DFNA25, a novel locus for dominant, nonsyndromic, high frequency sensorineural hearing impairment. C.C. Greene, P.M. McMillan, S.E. Barker, M.M. Lesperance. Otolaryngology-Head & Neck Surgery, University of Michigan, Ann Arbor MI.

   This is a study of a family of Czech descent from the midwestern United States with nonsyndromic dominant, progressive, high frequency sensorineural hearing impairment. Twenty-three of the patients studied are affected as compared to the 90th percentile for sex and age as measured in an unselected population (Robinson 1988). The youngest affected member was diagnosed at birth and the onset of hearing impairment for all affected members usually occurred in the first 2 decades of life. An estimate of the ability to detect linkage was calculated using the statistical software program SLINK (Ott, 1989). Ninety-nine-point-five percent of the 200 replicates of the pedigree generated by SLINK yielded a logarithm-of-odds (LOD) score over 3.0 (average maximum LOD score 9.75). Genotyping was performed using the polymerase chain reaction with radiolabeled primers and polyacrylamide gel electrophoresis.

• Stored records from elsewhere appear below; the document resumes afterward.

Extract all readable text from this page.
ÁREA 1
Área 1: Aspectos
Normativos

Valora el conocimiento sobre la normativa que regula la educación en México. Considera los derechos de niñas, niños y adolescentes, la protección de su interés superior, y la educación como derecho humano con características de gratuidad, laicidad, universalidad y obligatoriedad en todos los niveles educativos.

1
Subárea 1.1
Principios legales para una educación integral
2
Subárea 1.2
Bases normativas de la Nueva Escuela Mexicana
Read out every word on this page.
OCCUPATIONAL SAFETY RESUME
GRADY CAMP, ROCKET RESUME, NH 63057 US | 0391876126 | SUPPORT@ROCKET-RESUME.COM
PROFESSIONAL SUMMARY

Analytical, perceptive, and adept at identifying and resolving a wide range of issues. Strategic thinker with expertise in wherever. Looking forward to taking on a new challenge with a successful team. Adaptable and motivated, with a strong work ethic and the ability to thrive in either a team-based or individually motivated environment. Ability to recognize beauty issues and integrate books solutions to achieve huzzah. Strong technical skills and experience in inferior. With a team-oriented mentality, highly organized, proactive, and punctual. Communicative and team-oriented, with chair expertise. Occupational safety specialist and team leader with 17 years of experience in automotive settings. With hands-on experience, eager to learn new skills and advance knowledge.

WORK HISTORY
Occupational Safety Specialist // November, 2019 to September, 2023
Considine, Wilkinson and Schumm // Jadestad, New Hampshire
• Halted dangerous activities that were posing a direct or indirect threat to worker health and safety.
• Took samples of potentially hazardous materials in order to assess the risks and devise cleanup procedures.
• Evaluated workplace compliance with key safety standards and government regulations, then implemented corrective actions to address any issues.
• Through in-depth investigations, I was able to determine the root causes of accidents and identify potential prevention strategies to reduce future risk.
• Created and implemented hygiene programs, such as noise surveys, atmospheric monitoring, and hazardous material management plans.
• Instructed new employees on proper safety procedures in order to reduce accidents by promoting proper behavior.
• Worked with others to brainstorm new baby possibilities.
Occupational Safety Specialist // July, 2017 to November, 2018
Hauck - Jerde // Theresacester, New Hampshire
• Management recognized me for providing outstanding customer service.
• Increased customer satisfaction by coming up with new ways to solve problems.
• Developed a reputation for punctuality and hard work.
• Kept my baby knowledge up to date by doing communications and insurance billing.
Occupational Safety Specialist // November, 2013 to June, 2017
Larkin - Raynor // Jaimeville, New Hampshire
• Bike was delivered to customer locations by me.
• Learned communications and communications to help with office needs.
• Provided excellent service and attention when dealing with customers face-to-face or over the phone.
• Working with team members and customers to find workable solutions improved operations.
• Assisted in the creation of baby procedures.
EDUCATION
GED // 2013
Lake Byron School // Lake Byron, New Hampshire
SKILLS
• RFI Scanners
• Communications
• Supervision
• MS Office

Linkage to known dominant loci for hereditary sensorineural hearing impairment was excluded by analyzing genotype data with the statistical software program MLINK (Ott, 1989). DNA from 50 patients (16 affected) informative for linkage analysis was then submitted to the Mammalian Genotyping Service for high-throughput genotyping across the entire genome. The genotype data for all markers was analyzed with MLINK. Linkage was detected to chromosome 12q21-q24 by analysis of a polymorphic marker within the phenylalanine hydroxylase (PAH) gene (LOD score of 4.02 at q = 0.1). Further genotyping of nearby markers and haplotype analysis revealed that the gene responsible for the hearing impairment in this family (DFNA25) maps to a 30 cm region defined by affected recombinants at D12S1052 and D12S1597. The region of human chromosome 12q21-24 has homology with a region of mouse chromosome 10. We are in the process of further narrowing the genetic interval by testing additional markers in the region. Haplotype analysis of these data and a discussion of candidate genes will be presented. (Supported by 1K08 DC 00161-01A1 and a grant from the Mammalian Genotyping Service of the National Heart, Lung and Blood Institute).